If some URLs are already included in the database, it appends only the new ones: URLs are expected to be unique.

Usage

cas_write_db_contents_id(
  urls,
  overwrite = FALSE,
  db_connection = NULL,
  disconnect_db = FALSE,
  quiet = FALSE,
  check_previous = TRUE,
  ...
)

Arguments

urls

A data frame with five columns, such as casdb_empty_contents_id, or a character vector.

overwrite

Logical, defaults to FALSE. If TRUE, checks if matching data are previously held in the table and overwrites them. This should be used with caution, as it may overwrite completely the selected table.

db_connection

Defaults to NULL. If NULL, uses local SQLite database.

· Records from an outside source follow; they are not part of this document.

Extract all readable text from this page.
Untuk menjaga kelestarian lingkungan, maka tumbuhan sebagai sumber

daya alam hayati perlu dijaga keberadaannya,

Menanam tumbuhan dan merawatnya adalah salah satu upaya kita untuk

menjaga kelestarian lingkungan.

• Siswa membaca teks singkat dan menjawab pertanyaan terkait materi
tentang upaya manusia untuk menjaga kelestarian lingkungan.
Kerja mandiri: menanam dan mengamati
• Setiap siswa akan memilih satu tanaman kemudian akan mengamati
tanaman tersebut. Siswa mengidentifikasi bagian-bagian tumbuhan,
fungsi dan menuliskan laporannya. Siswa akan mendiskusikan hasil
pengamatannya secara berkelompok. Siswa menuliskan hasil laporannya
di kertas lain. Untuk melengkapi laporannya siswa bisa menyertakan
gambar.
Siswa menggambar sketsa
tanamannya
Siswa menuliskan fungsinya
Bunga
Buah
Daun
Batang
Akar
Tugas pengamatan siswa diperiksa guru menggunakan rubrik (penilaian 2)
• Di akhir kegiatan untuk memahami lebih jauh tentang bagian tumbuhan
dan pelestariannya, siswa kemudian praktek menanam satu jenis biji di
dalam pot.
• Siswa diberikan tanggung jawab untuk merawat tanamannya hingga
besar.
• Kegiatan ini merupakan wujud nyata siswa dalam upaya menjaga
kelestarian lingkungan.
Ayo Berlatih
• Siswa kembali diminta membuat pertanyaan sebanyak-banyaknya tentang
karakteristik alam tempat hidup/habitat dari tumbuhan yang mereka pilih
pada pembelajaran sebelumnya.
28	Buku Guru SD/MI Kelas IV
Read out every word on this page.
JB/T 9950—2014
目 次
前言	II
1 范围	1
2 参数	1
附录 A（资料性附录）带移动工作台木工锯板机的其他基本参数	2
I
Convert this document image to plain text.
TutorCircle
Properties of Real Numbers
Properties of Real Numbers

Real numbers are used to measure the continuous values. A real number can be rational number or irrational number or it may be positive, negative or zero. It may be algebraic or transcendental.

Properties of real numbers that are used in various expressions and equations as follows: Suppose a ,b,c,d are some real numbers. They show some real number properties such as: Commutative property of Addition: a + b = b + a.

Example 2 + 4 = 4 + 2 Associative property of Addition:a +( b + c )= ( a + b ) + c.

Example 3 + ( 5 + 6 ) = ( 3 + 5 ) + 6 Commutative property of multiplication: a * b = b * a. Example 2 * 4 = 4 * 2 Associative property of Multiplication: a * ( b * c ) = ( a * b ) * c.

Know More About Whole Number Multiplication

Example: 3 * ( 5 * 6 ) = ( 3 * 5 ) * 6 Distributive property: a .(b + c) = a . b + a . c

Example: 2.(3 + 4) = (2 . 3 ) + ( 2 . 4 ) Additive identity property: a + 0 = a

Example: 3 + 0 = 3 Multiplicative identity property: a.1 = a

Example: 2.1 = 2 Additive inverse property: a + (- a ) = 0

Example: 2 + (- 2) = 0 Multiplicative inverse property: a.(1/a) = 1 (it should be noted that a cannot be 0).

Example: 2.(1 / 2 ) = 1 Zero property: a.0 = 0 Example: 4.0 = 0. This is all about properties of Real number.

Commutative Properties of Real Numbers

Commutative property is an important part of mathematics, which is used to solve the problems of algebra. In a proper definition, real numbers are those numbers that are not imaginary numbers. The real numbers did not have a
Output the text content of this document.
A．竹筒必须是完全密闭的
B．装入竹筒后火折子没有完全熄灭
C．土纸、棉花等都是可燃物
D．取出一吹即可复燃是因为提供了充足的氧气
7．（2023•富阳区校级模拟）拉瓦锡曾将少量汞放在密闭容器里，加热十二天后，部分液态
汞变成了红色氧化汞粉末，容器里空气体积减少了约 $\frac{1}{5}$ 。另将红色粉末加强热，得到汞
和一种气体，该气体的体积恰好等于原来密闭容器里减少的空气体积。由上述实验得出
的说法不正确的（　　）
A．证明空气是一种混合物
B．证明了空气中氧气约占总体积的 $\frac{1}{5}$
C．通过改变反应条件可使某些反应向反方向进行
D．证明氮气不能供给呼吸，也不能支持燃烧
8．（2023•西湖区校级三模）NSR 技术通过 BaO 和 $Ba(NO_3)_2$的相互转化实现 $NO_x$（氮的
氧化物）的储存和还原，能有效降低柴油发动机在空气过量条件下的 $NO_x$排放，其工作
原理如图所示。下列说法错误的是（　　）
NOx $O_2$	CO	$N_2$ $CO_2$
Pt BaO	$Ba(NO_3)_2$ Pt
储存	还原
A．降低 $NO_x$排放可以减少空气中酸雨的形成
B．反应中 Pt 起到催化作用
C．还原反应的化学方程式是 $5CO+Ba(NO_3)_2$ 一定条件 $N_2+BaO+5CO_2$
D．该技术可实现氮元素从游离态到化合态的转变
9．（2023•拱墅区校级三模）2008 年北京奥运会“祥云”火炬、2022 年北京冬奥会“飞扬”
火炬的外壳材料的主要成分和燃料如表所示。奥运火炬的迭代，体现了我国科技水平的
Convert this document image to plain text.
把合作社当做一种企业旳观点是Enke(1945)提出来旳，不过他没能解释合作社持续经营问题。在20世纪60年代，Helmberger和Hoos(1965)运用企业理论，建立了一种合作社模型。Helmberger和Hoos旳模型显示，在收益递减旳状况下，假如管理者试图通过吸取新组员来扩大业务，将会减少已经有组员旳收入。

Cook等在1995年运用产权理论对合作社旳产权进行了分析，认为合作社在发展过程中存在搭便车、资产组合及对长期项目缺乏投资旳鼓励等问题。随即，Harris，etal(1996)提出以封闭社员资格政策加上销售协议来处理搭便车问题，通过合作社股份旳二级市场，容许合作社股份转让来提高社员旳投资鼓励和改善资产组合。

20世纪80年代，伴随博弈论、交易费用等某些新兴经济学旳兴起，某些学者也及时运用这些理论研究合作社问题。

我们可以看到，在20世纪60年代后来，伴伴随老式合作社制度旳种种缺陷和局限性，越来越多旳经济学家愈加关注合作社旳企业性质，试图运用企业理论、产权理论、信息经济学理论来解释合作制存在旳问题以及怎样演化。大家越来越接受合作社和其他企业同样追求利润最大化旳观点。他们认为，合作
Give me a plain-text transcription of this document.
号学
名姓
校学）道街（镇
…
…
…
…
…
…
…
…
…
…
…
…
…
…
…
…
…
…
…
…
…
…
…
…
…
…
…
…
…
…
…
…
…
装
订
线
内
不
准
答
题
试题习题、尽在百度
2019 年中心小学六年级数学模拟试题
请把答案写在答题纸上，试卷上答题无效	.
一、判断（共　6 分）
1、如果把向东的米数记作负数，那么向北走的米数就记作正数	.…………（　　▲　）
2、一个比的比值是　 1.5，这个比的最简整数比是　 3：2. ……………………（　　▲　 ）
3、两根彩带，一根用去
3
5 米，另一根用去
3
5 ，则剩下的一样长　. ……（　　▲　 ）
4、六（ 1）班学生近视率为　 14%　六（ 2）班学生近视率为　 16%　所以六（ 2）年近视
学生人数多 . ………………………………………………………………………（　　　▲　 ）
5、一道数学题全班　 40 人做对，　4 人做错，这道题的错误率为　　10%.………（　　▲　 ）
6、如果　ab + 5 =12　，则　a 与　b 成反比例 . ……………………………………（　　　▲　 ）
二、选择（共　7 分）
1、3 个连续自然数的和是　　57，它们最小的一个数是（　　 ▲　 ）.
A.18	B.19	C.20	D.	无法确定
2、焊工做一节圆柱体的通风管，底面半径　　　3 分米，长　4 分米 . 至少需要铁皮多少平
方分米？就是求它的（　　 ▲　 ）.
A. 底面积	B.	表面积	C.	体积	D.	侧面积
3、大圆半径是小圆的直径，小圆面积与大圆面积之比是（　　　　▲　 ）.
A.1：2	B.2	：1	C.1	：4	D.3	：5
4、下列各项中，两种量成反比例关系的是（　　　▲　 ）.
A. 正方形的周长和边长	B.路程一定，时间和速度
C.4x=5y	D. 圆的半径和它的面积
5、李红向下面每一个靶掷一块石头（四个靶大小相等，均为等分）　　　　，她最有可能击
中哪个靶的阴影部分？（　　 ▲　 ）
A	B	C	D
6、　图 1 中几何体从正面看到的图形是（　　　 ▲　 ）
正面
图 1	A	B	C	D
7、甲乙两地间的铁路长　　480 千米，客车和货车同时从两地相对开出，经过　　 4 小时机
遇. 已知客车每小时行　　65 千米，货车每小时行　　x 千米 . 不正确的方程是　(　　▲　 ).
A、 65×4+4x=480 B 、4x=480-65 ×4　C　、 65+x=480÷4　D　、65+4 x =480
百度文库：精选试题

If given, must be a connection object or a list with relevant connection settings (see example).

disconnect_db

Defaults to TRUE. If FALSE, leaves the connection to database open.

quiet

Defaults to FALSE. If set to TRUE, messages on number of lines added are not shown.

check_previous

Defaults to TRUE. If set to FALSE, the given input is stored in the database without checking if the same url had already been stored.

...

Passed to cas_get_db_file().

Value

Invisibly returns only new rows added.

Examples


cas_set_options(
  base_folder = fs::path(tempdir(), "R", "castarter_data"),
  db_folder = fs::path(tempdir(), "R", "castarter_data"),
  project = "example_project",
  website = "example_website"
)
cas_enable_db()


urls_df <- cas_build_urls(
  url = "https://www.example.com/news/",
  start_page = 1,
  end_page = 10
)

cas_write_db_contents_id(urls = urls_df)
#> Error in cas_write_to_db(df = links_to_add_df, table = "contents_id",     overwrite = overwrite, db_connection = db, disconnect_db = FALSE,     ...): Incompatible data frame passed to `contents_id`.

cas_read_db_contents_id()
#> # A tibble: 0 × 5
#> # ℹ 5 variables: id <dbl>, url <chr>, link_text <chr>, source_index_id <dbl>,
#> #   source_index_batch <dbl>